On Thu, Oct 11, 2012 at 11:07:55PM +0200, Jakub Hrozek wrote:
On Thu, Oct 11, 2012 at 03:34:03PM -0400, Simo Sorce wrote:
On Thu, 2012-10-11 at 20:44 +0200, Michal Židek wrote:
Sorry Michael, haven't really checked as carefully as I want but I think with this patch you are changing the client protocol by changing one
alignemnt.
You can't do that, changes to the client protocol are not allowed.
Can you confirm/deny ?
Simo.
Hello Simo,
do you mean this change?
- /* Make sure pr->buffer[i+pad] is 32 bit aligned */
- /* Make sure pr->buffer[i+pad] is aligned to sizeof (char **) */ pad = 0;
- while((i + pad) % 4) {
- while((i + pad) % sizeof(char **)) { pad++; }
I have a mistake here, it should have been sizeof(char *) not sizeof(char**), because we store pointers to char on that location. I know that this will probably be the same number, but it is still a mistake (I fixed it in the new patch).

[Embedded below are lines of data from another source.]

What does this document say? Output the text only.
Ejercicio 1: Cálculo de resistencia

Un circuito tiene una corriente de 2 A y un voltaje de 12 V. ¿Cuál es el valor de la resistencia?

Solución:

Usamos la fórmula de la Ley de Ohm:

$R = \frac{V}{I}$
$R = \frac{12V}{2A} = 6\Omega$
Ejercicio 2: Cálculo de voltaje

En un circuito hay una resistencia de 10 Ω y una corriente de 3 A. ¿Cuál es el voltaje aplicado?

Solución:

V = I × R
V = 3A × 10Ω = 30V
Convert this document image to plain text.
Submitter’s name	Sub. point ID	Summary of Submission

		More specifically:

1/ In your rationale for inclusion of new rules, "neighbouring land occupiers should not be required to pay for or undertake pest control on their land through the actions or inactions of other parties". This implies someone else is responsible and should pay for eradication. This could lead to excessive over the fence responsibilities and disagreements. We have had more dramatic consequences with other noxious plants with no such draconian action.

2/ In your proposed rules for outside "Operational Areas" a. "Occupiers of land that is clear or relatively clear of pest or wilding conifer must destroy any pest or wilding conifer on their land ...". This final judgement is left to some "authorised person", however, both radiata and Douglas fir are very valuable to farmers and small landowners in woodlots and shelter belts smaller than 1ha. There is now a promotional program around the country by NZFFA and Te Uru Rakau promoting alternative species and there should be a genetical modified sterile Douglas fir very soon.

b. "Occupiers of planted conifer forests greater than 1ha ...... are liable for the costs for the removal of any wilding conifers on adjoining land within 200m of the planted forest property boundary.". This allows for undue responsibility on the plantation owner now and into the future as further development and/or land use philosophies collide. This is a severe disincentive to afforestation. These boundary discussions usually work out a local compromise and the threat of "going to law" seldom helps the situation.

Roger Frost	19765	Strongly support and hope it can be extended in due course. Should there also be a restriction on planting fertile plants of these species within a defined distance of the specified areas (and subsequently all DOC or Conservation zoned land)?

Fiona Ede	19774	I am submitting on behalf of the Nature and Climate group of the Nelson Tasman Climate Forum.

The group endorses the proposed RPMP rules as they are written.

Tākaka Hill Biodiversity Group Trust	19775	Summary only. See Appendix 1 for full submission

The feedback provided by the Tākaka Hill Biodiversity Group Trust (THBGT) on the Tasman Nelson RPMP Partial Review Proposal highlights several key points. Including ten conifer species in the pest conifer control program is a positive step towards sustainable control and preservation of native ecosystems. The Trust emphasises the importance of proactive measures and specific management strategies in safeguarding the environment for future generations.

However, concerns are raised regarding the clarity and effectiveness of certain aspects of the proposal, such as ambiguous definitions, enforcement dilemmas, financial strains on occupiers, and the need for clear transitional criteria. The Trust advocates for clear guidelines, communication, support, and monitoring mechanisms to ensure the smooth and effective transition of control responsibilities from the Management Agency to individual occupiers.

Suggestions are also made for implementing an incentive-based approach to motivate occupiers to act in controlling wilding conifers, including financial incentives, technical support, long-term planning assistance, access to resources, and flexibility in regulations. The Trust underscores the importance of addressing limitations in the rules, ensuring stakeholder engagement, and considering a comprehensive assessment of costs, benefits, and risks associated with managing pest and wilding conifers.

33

But to your question. I think this does not change the client protocol, the function only reads the reply (the reply is in the client protocol format), but stores data into another buffer. As far as I understand the code, this new buffer has nothing to do with the client protocol (it is connected with the reply via those mentioned char pointers, but nothing more), but maybe I am wrong, it is not easy to read piece of code.

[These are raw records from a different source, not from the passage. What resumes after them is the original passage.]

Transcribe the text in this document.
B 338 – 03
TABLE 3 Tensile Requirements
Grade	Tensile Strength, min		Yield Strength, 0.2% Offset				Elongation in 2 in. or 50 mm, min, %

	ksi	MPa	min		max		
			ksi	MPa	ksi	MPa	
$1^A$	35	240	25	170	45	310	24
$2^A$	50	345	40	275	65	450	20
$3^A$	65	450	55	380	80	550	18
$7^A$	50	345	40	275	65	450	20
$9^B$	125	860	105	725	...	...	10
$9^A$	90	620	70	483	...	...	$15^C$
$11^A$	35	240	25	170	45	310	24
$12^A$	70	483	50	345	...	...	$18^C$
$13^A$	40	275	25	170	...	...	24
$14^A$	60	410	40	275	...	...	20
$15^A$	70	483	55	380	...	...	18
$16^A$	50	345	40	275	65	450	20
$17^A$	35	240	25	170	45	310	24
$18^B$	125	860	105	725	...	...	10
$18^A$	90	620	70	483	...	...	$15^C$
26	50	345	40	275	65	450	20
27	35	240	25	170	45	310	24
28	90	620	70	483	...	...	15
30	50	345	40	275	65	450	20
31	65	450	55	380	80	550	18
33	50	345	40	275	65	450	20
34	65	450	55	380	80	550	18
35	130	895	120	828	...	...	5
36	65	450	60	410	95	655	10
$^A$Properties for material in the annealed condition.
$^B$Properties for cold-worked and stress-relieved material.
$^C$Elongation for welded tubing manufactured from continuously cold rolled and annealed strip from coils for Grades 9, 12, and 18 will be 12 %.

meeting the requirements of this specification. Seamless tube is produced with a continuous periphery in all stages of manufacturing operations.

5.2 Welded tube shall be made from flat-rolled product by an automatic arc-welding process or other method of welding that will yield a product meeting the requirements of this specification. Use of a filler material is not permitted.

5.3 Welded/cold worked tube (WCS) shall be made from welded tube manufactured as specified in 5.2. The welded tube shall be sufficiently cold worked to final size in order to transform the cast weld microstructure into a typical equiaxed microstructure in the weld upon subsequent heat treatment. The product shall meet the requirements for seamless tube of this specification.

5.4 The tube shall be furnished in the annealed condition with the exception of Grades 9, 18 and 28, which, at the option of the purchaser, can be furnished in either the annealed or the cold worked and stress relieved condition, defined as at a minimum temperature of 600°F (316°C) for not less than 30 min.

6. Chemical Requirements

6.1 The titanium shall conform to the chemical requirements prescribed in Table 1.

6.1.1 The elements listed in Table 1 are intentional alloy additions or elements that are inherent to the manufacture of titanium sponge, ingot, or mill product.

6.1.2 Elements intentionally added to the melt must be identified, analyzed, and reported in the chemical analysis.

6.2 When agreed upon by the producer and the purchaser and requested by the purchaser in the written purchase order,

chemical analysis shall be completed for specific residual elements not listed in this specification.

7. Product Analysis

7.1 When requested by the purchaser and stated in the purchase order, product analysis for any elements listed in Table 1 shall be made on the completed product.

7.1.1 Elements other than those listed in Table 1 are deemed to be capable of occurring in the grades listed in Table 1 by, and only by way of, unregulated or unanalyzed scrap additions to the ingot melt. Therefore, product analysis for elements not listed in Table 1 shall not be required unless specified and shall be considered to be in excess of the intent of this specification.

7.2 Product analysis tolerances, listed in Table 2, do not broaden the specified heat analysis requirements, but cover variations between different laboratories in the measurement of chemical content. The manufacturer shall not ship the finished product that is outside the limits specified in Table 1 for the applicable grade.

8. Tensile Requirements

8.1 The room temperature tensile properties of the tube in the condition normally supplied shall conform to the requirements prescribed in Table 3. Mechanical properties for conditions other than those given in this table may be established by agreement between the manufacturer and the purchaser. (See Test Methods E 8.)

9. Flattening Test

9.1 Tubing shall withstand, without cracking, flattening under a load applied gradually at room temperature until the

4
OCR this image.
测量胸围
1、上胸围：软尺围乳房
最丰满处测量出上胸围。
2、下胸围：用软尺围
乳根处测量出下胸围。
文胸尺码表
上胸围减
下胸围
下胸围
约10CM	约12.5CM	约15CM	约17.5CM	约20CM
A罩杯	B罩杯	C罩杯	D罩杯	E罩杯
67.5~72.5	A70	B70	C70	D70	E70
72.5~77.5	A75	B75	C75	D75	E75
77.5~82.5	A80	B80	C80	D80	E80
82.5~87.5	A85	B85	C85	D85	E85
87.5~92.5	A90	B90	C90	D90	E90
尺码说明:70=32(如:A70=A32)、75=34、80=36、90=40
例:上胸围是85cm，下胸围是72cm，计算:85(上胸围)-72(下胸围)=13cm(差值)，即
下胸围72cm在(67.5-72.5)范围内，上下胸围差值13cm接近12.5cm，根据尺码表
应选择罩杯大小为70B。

Or do you mean a different part of patch affects the client protocol?
This is the change I meant, and you are right this affects the internal buffer returned to glibc not the actual protocol.
I guess maybe we should rename some of those variable names to make it clearer what buffer are we referring to.
Thanks for double checking with me, this code is sometimes tricky and alignment issues make it trickier.
All the other alignment fixes look good to me, but the patch is quite bit, I wouldn't mind if a second pair of eyes could check and give a second ack.
Simo.
Thanks for checking the client part Simo.
I will review the code tomorrow or Monday. I moved the ticket to a later release because I think it touches quite a few parts of the SSSD so it's easy to overlook something. Also the patch is mostly useful to secondary architectures.
I'm sorry this patch got forgotten. Can you rebase it to the current master?